The original rational for Korea Aerospace and Lockheed’s cooperation in developing the T-50 was to build a trainer that could qualify for the “whale” or “mother lode” account: America’s replacement for the venerable, but older than dirt, T-38 Talon.
KAI and Lockheed’s chief rival has always been Alenia Aermacchi’s M-346 Master. In the global pre-battles between KAI and Alenia Aermacchi there have been wins and losses. Alenia drew first blood with a win in Singapore. Then KAI won an order from Indonesia. Alenia won Israel. KAI got a big order from Iraq. Alenia won a modest order from Poland. KAI is apparently dotting the i’s and crossing the t’s with the Philippines. It’s been back and forth for the past four years.
However, all this is early dress rehearsal for the estimated 350 new jet trainers that the U.S. Air Force will need. This is, to say the least, a huge account, that neither side can afford to lose, thus both are playing to win. Alenia has partnered with General Dynamics, one of the largest U.S. based aerospace companies, and has offered to manufacture the M-346 at General Dynamics’ plants in Arizona and North Carolina. Needless to say the Koreans and Lockheed are probably dreaming up the same manufacturing arrangement in order to buyrecruit the support of influential Congressman.

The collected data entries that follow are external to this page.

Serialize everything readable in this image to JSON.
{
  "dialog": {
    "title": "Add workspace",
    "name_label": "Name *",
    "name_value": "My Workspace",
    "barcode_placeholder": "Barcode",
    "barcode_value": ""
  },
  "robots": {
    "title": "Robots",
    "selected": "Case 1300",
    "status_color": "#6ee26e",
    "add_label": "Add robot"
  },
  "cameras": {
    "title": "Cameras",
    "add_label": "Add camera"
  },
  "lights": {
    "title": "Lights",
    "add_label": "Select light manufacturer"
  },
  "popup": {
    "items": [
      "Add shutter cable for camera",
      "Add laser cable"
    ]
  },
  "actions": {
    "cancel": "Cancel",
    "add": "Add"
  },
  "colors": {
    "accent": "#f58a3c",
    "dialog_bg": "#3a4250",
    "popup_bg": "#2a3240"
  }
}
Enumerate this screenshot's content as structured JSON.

Today’s Flightglobal has an excellent summary analysis (with a lot of pretty pictures) of the upcoming battle:
Richard Aboulafia, vice-president of analysis at Teal Group, calls the KAI/Lockheed T-50 Golden Eagle the “most capable” option – but also probably the most expensive to buy and operate. Lockheed declines to discuss prices, but Aboulafia estimates the T-50’s flyaway cost will be $26 million per aircraft.

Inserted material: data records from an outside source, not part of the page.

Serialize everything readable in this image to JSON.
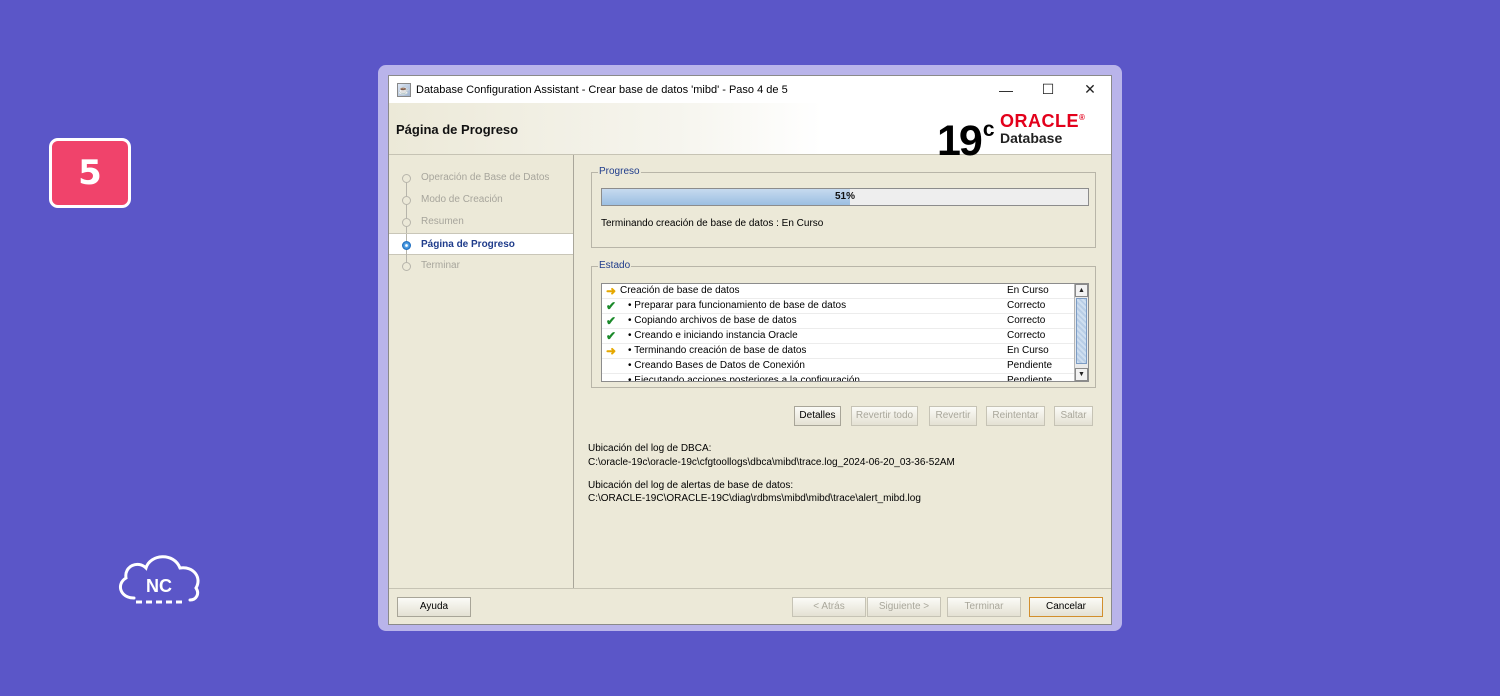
{
  "badge": {
    "number": "5"
  },
  "brand_logo": {
    "text": "NC"
  },
  "window": {
    "title": "Database Configuration Assistant - Crear base de datos 'mibd' - Paso 4 de 5",
    "controls": {
      "minimize": "—",
      "maximize": "☐",
      "close": "✕"
    }
  },
  "header": {
    "page_title": "Página de Progreso",
    "logo_version": "19",
    "logo_version_sup": "c",
    "logo_brand": "ORACLE",
    "logo_brand_mark": "®",
    "logo_product": "Database"
  },
  "sidebar": {
    "steps": [
      {
        "label": "Operación de Base de Datos",
        "active": false
      },
      {
        "label": "Modo de Creación",
        "active": false
      },
      {
        "label": "Resumen",
        "active": false
      },
      {
        "label": "Página de Progreso",
        "active": true
      },
      {
        "label": "Terminar",
        "active": false
      }
    ]
  },
  "progress": {
    "legend": "Progreso",
    "percent": 51,
    "percent_text": "51%",
    "message": "Terminando creación de base de datos : En Curso"
  },
  "status": {
    "legend": "Estado",
    "rows": [
      {
        "icon": "arrow-icon",
        "label": "Creación de base de datos",
        "bullet": false,
        "status": "En Curso"
      },
      {
        "icon": "check-icon",
        "label": "• Preparar para funcionamiento de base de datos",
        "bullet": true,
        "status": "Correcto"
      },
      {
        "icon": "check-icon",
        "label": "• Copiando archivos de base de datos",
        "bullet": true,
        "status": "Correcto"
      },
      {
        "icon": "check-icon",
        "label": "• Creando e iniciando instancia Oracle",
        "bullet": true,
        "status": "Correcto"
      },
      {
        "icon": "arrow-icon",
        "label": "• Terminando creación de base de datos",
        "bullet": true,
        "status": "En Curso"
      },
      {
        "icon": "",
        "label": "• Creando Bases de Datos de Conexión",
        "bullet": true,
        "status": "Pendiente"
      },
      {
        "icon": "",
        "label": "• Ejecutando acciones posteriores a la configuración",
        "bullet": true,
        "status": "Pendiente"
      }
    ]
  },
  "actions": {
    "detalles": "Detalles",
    "revertir_todo": "Revertir todo",
    "revertir": "Revertir",
    "reintentar": "Reintentar",
    "saltar": "Saltar"
  },
  "logs": {
    "dbca_label": "Ubicación del log de DBCA:",
    "dbca_path": "C:\\oracle-19c\\oracle-19c\\cfgtoollogs\\dbca\\mibd\\trace.log_2024-06-20_03-36-52AM",
    "alert_label": "Ubicación del log de alertas de base de datos:",
    "alert_path": "C:\\ORACLE-19C\\ORACLE-19C\\diag\\rdbms\\mibd\\mibd\\trace\\alert_mibd.log"
  },
  "footer": {
    "ayuda": "Ayuda",
    "atras": "< Atrás",
    "siguiente": "Siguiente >",
    "terminar": "Terminar",
    "cancelar": "Cancelar"
  },
  "colors": {
    "background": "#5b56c8",
    "badge": "#f0436b",
    "oracle_red": "#e3001b",
    "accent_blue": "#1f3c8b"
  }
}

The T-50, which has been in service since the mid-2000s, can reach Mach 1.5 and pull 8g, Lockheed says. The type’s single General Electric F404 engine also has an afterburner. “If the [USAF] has the budget, and they want [pilots] to [transition] easily into an F-22 or F-35, the T-50 is the choice,” says Aboulafia.
The BAE/Northrop Hawk option is the cheapest at an estimated $21 million per, but they are clearly the dark horse in this fight. The Alenia Aermacchi option is in the middle at an estimated $24 million per.
Aboulafia says Alenia Aermacchi’s T-100 – a derivative of its M-346 trainer – holds the middle ground. The aircraft are “very modern”, have “great flying characteristics” and will likely cost about $24 million each, he estimates. The M-346 (below) is powered by two Honeywell F124-200 turbofans, can pull 8g and reach 590kt at 5,000ft (1,520m), according to Alenia Aermacchi.
“It’s a good compromise,” says Aboulafia of the T-100. “The market has spoken to that. Israel and Singapore [are] two of the most prestigious militaries around.”
Here is a blog with an interesting (but technical) specification comparison between the two jets.
It will be an interesting, hard fought battle between the two. I am not normally a betting man, but looking at the selection process I would say that the M-346 Master has the edge if a pure trainer is what you are looking for. Key U.S. allies with similar air power doctrines have the M-346 or have it on order (Singapore, Poland and Israel). Out of all the KAI wins, only Indonesia has selected the T-50 as a pure trainer. The procurement history would favor the M-346 and imply that the T-50 a bit of an underdog. However, as it often happens, the USAF may want the “Cadillac” option and if so, then that would give the T-50 the edge.